Die Aus­nahme von aMW­STV 14 Ziff. 20 war nicht anwend­bar (Liefer­ung gebrauchter Gegen­stände, die auss­chliesslich für eine nach Art. 14 aMW­STV [Aus­nah­mekat­a­log] von der Steuer ausgenommene Tätigkeit ver­wen­det wur­den, sofern diese Gegen­stände mit der Warenum­satzs­teuer belastet sind oder deren Bezug nicht zum Vors­teuer­abzug berechtigte; vgl. E. 5).

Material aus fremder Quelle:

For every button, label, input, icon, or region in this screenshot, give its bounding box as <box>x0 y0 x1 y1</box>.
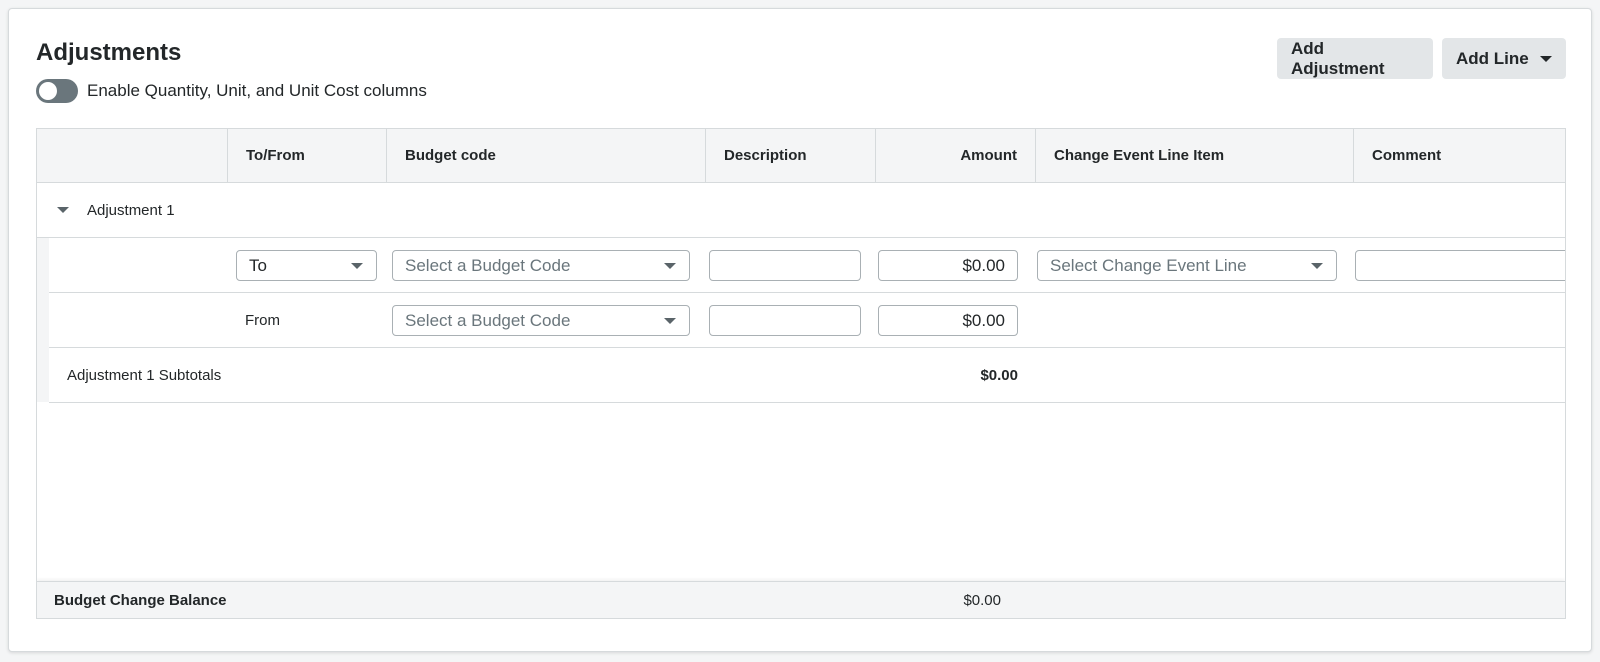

Der teil­weise Verkauf der Kun­st­samm­lung durch den Galeris­ten, (dessen “Ken­nt­nisse und Fer­tigkeit­en als Kun­st­sachver­ständi­ger auch auf wis­senschaftlich­er Ebene zu gebühren­der Anerken­nung geführt” haben) wurde vom BGer als mehrw­er­s­teuerpflichtiges Geschäft beurteilt.